Ultrafast dynamics of excitons and charge carriers in colloidal perovskite nanostructures studied by time-resolved optical spectroscopies
VILLAMIL FRANCO Carolina
Mercredi 30/09/2020, 14:00-17:01
Neurospin Bât 145, CEA-Saclay
Halide perovskites have emerged as very promising photoactive materials due to their outstanding optoelectronic properties combined with low-cost processability. In spite of their successful implementation in photovoltaic or light-emitting devices, a better understanding of the photo-induced relaxation and recombination dynamics is needed in order to enhance the device performances. To this end, time-resolved photoluminescence and femtosecond transient absorption spectroscopy were used to investigate the effects of confinement and composition in different lead iodide perovskite nanostructures.
For the investigation of the hot exciton/charge carrier dynamics (“cooling”), a global analysis method was used, where the temporal evolution of the spectral lineshapes was modeled with a sequential kinetic scheme. This method was successfully applied to effectively describe the continuous energy relaxation in weakly-confined nanoplates and allowed disentangling the hot phonon bottleneck from the Auger reheating effects at high excitation fluence. The global analysis was also applied to the cooling dynamics in strongly-confined 2D nanoplatelets. As in the weakly-confined samples, the NPL cooling rate decreases with the excitation fluence. However, it remains ultrafast, evidencing the absence of an intrinsic phonon bottleneck. This leads us to propose a ligand-mediated relaxation pathway that participates to the ultrafast hot exciton cooling in 2D NPLs in the strong confinement regime.

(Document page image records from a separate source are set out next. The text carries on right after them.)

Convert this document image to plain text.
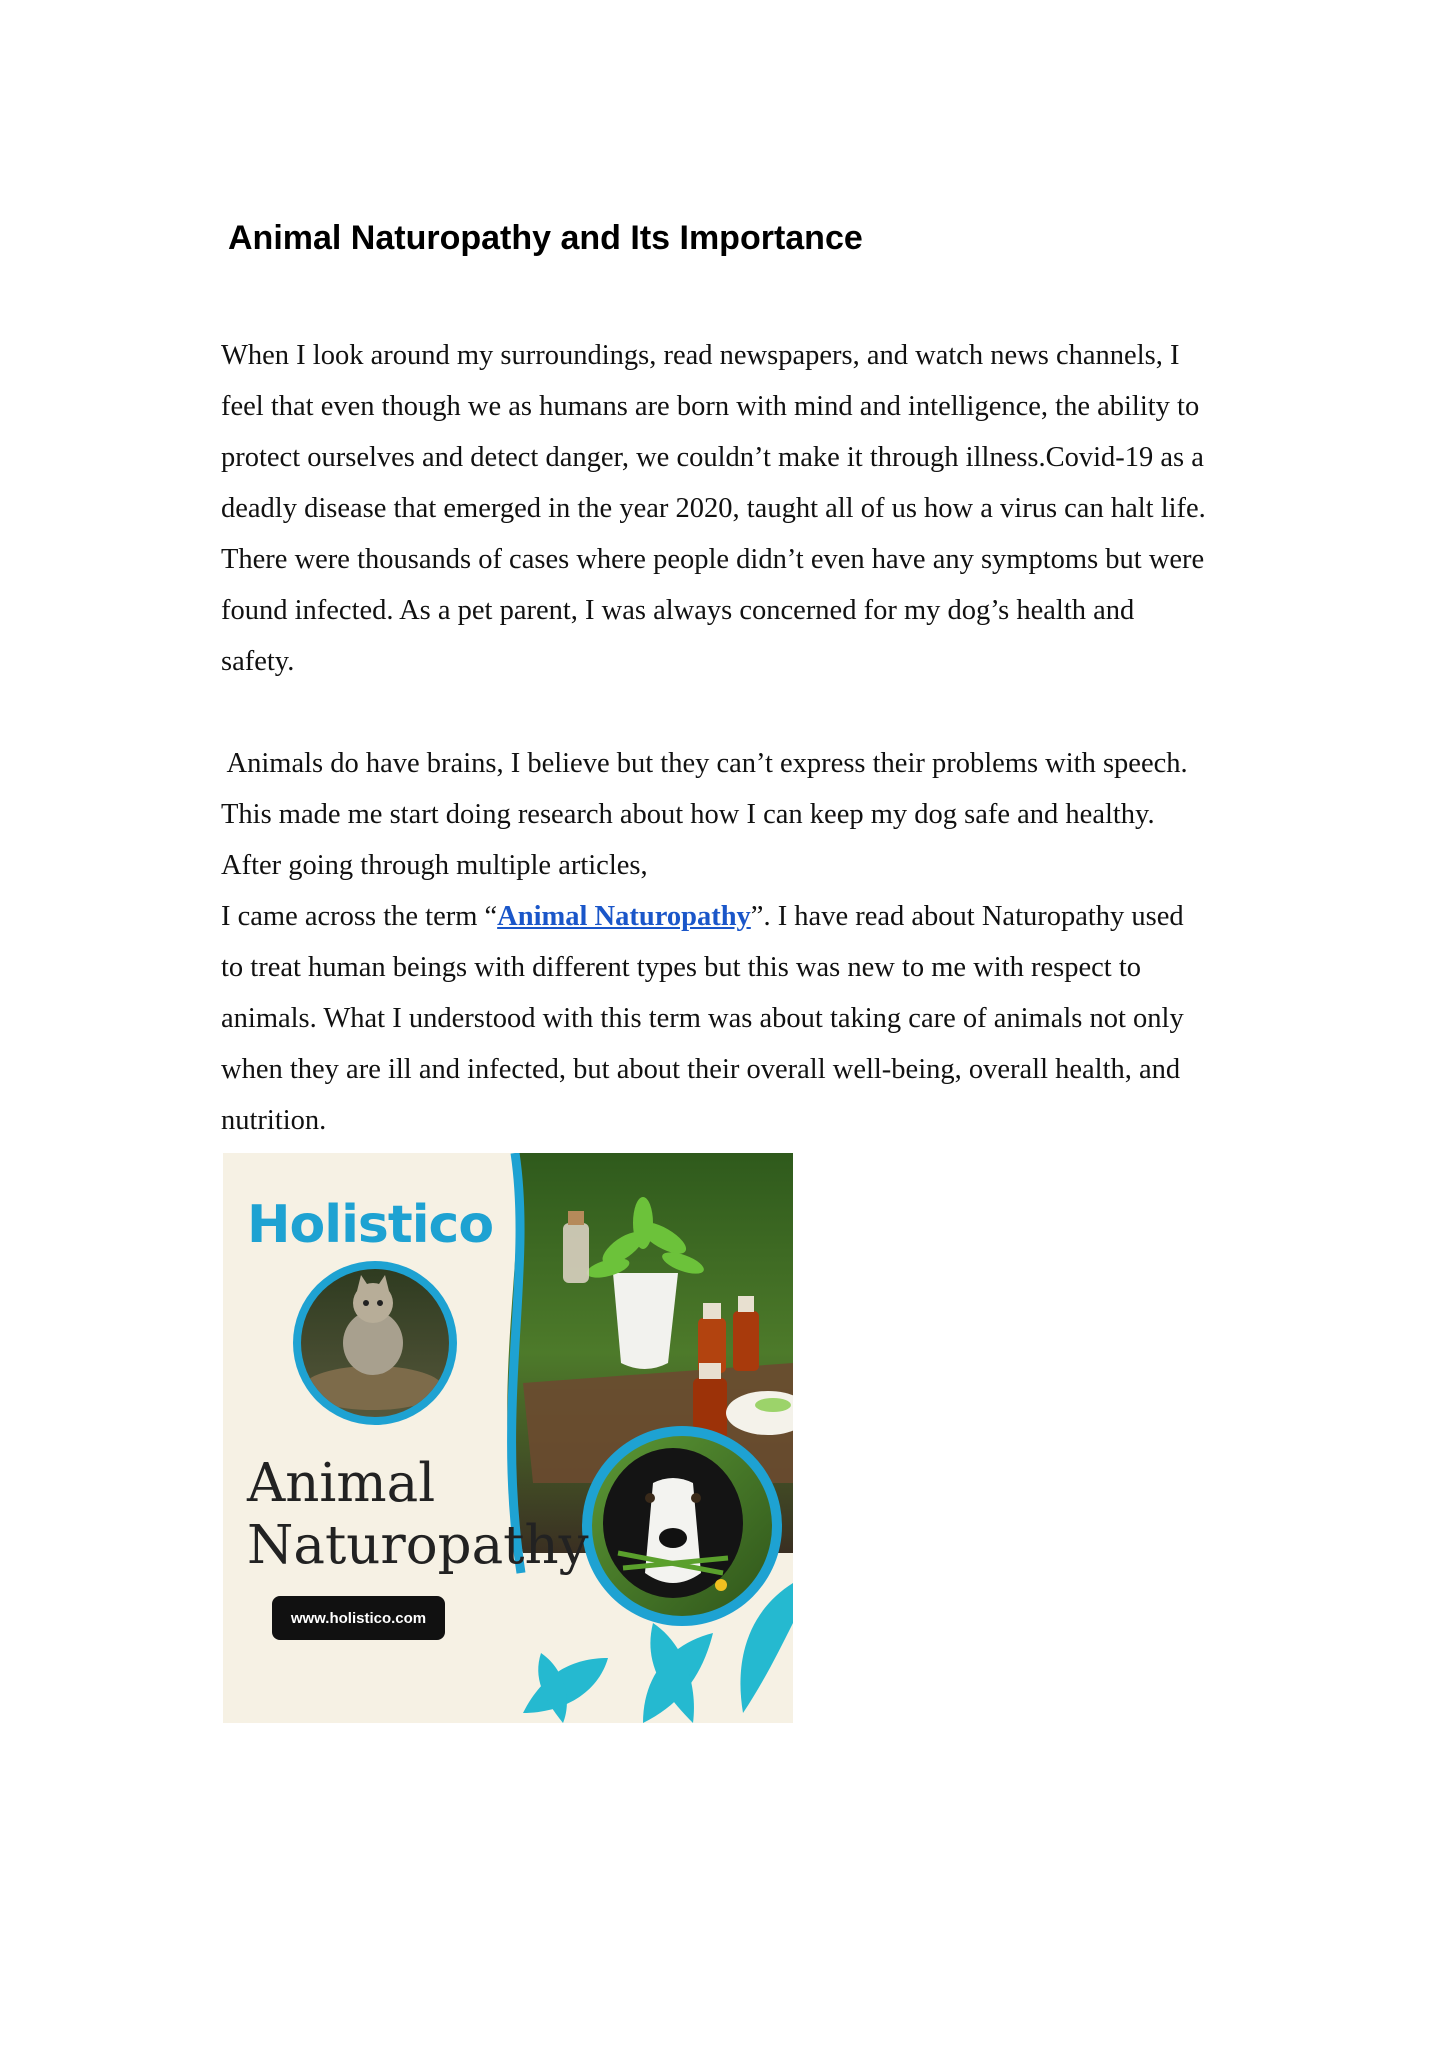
Animal Naturopathy and Its Importance
When I look around my surroundings, read newspapers, and watch news channels, I
feel that even though we as humans are born with mind and intelligence, the ability to
protect ourselves and detect danger, we couldn’t make it through illness.Covid-19 as a
deadly disease that emerged in the year 2020, taught all of us how a virus can halt life.
There were thousands of cases where people didn’t even have any symptoms but were
found infected. As a pet parent, I was always concerned for my dog’s health and
safety.
Animals do have brains, I believe but they can’t express their problems with speech.
This made me start doing research about how I can keep my dog safe and healthy.
After going through multiple articles,
I came across the term “Animal Naturopathy”. I have read about Naturopathy used
to treat human beings with different types but this was new to me with respect to
animals. What I understood with this term was about taking care of animals not only
when they are ill and infected, but about their overall well-being, overall health, and
nutrition.
Holistico
Animal
Naturopathy
www.holistico.com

In addition, multiple exciton recombination dominated by non-radiative Auger recombination (AR) was studied in the strongly-confined 2D perovskite NPLs. At moderate fluence, the AR is diffusion-limited and thus highly depends on the initial inter-exciton distance and sample dimensionality. Typical AR occurs then on a timescale of several hundreds of picoseconds. In contrast, high excitation fluences produce “overlapping” excitons with AR times of less than 10 ps (intrinsic, reaction-limited AR).
Finally, the exciton population dynamics of 2D NPLs were studied after excitation in the ultraviolet. The strong dependence of the AR with the inter-exciton distance allows the identification of multiple exciton generation (MEG), which involves the reaction of “geminate”, spatially close biexcitons, produced by the absorption of a single high-energy photon.